I think you're missing the point here - it's not about the gflops.
You're doing the overclock for more performance obviously but when stress testing you're trying to get it to fail so that's why you use the maximum amount of memory for bigger problem sizes. It's not about using specific memory sizes for optimum gflops. You're trying to stress test.
[email protected], 3.4 x 16 = 54.4GHz Theoretical maximum - what is this?
Sorry it is 54.4GFlops
Floating point operation (Flop) is the addition or multiplication of real numbers that can involve decimal fractions.
Modern processors involving SSE2 instructions in double-precision (64 bit) can perform 2 additions+2 multiplications per core in a cycle. So that is 4 Flops per core per cycle. So for a quad core that will be 16 Flops.
[email protected] means it is running 3.4billion cycles per second. Since quadcore cpu can perform 16Flops per cycle, we multiply that value with the no of cycles per second or cpu clock speed and in this case we end up with 16 x 3.4GHz = 54.4 billion Flops or 54.4GFlops or 54.4 billion Floating point operations per second.
Now 54.4 GFlops is the maximum output at 3.4Ghz.
However in real tests we can never achieve that value becaue of the hardware limitations such as ram latencies since IBT makes heavy use of ram.
As IBT involves solving system of linear simultaneous algebraic equations by means of Gaussian elimination method which I studied during my engineering degree; they involve multiplications and additions hence the Flops involved.
In IBT test we use RAM to store those equations which will be processed by cpu and result will be outputted in tems of GFLops. Sure using more ram means more equations will be stored and solved and hence the test will be longer and cpu will be under stress for greater duration.
However with low GFlops, cpu is carrying out less multiplications and additions on the equations per second.
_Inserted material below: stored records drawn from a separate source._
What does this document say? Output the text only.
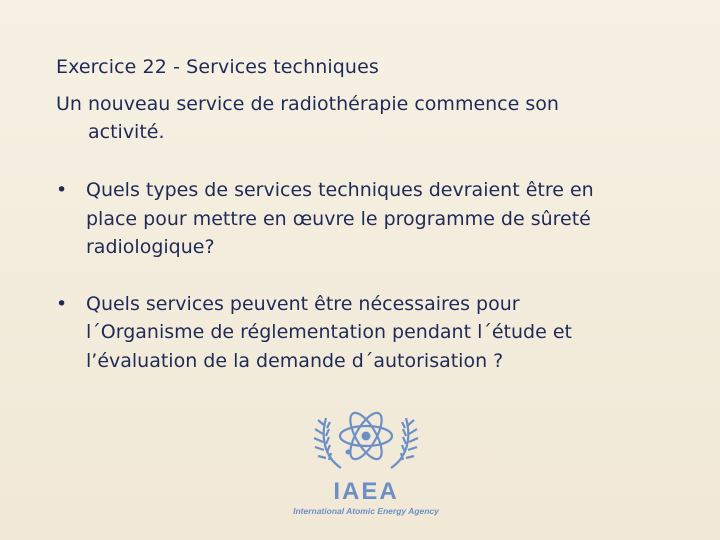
Exercice 22 - Services techniques
Un nouveau service de radiothérapie commence son
activité.
• Quels types de services techniques devraient être en
place pour mettre en œuvre le programme de sûreté
radiologique?
• Quels services peuvent être nécessaires pour
l´Organisme de réglementation pendant l´étude et
l’évaluation de la demande d´autorisation ?
IAEA
International Atomic Energy Agency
This means that cpu is performing at slower rate and hence the coretemps will also be lower. When the cpu is running slower, it's processing power is less hence in real world usage it will be able to pass IBT on lower vcore.
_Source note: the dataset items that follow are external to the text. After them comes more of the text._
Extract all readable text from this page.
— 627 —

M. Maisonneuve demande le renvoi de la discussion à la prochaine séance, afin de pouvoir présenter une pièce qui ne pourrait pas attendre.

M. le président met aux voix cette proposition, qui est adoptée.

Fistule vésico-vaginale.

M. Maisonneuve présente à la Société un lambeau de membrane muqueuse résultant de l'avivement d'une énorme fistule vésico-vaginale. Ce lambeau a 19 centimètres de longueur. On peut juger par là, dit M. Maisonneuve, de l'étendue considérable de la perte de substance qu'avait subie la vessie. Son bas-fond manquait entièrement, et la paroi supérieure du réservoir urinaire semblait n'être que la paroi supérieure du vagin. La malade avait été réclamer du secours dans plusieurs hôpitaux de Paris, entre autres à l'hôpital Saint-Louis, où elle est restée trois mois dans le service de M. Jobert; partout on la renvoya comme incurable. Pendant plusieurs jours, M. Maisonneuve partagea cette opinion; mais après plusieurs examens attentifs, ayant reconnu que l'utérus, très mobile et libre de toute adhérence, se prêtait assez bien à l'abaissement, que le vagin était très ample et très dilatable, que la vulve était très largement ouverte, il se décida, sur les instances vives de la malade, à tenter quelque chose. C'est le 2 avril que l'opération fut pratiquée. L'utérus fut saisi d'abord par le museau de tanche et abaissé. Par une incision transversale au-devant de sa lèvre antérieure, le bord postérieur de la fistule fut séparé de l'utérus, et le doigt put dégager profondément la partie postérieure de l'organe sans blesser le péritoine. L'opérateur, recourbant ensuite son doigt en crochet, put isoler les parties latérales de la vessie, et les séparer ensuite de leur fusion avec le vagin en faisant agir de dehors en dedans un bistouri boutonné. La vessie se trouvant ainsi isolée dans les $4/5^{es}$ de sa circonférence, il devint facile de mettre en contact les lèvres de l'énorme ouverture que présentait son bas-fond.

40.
When cpu is performing closer to it's theoretical maximum, it is processing at greater speed. When it is doing so, it will also be releasing more heat. If your cpu cooler isn't good enough temps will hit the roof and you will fail the test. It will also require more vcore to stabilise.
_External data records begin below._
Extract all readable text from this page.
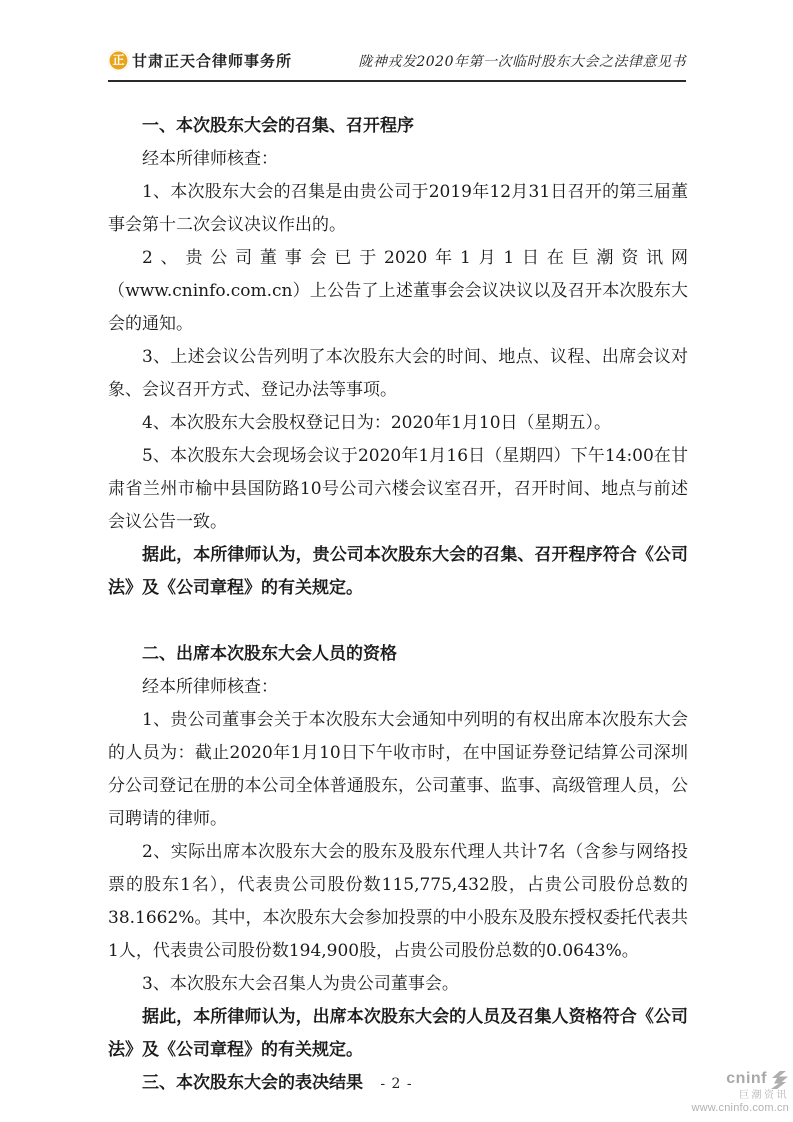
正 甘肃正天合律师事务所	陇神戎发2020年第一次临时股东大会之法律意见书
一、本次股东大会的召集、召开程序
经本所律师核查：
1、本次股东大会的召集是由贵公司于2019年12月31日召开的第三届董事会第十二次会议决议作出的。
2、贵公司董事会已于2020年1月1日在巨潮资讯网（www.cninfo.com.cn）上公告了上述董事会会议决议以及召开本次股东大会的通知。
3、上述会议公告列明了本次股东大会的时间、地点、议程、出席会议对象、会议召开方式、登记办法等事项。
4、本次股东大会股权登记日为：2020年1月10日（星期五）。
5、本次股东大会现场会议于2020年1月16日（星期四）下午14:00在甘肃省兰州市榆中县国防路10号公司六楼会议室召开，召开时间、地点与前述会议公告一致。
据此，本所律师认为，贵公司本次股东大会的召集、召开程序符合《公司法》及《公司章程》的有关规定。
二、出席本次股东大会人员的资格
经本所律师核查：
1、贵公司董事会关于本次股东大会通知中列明的有权出席本次股东大会的人员为：截止2020年1月10日下午收市时，在中国证券登记结算公司深圳分公司登记在册的本公司全体普通股东，公司董事、监事、高级管理人员，公司聘请的律师。
2、实际出席本次股东大会的股东及股东代理人共计7名（含参与网络投票的股东1名），代表贵公司股份数115,775,432股，占贵公司股份总数的38.1662%。其中，本次股东大会参加投票的中小股东及股东授权委托代表共1人，代表贵公司股份数194,900股，占贵公司股份总数的0.0643%。
3、本次股东大会召集人为贵公司董事会。
据此，本所律师认为，出席本次股东大会的人员及召集人资格符合《公司法》及《公司章程》的有关规定。
三、本次股东大会的表决结果	- 2 -	cninf
巨潮资讯
www.cninfo.com.cn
So IBT can be looked at in 2 ways:
1) More ram places cpu under more loading time hence cpu is more stressed
2) Higher GFlops values means cpu processes/executes equations at faster rate and this will also be putting cpu under heavy stress.
Imho higher GFlops values beat higher amount of ram when stressing cpu.
A cpu can pass IBT test with large amount of ram at lower GFlops values but it will fail in a test with smaller amount of ram at higher GFlops values
. This is what I have found from my own experience using IBT
.
Here is the article on running LinPack by Perspolis (original author) which I have posted several times and is very good for understanding on how to run LinPack (Linx/IBT).
http://www.overclock.net/intel-cpus/645392-how-run-linpack-stress-test-linx.html
And here is the intel data sheet of GFlops for cpus at stock speed. If you carry out the calculation as mentioned above you will find that intel GFlops values agree
.
http://www.intel.com/support/processors/sb/cs-023143.htm#3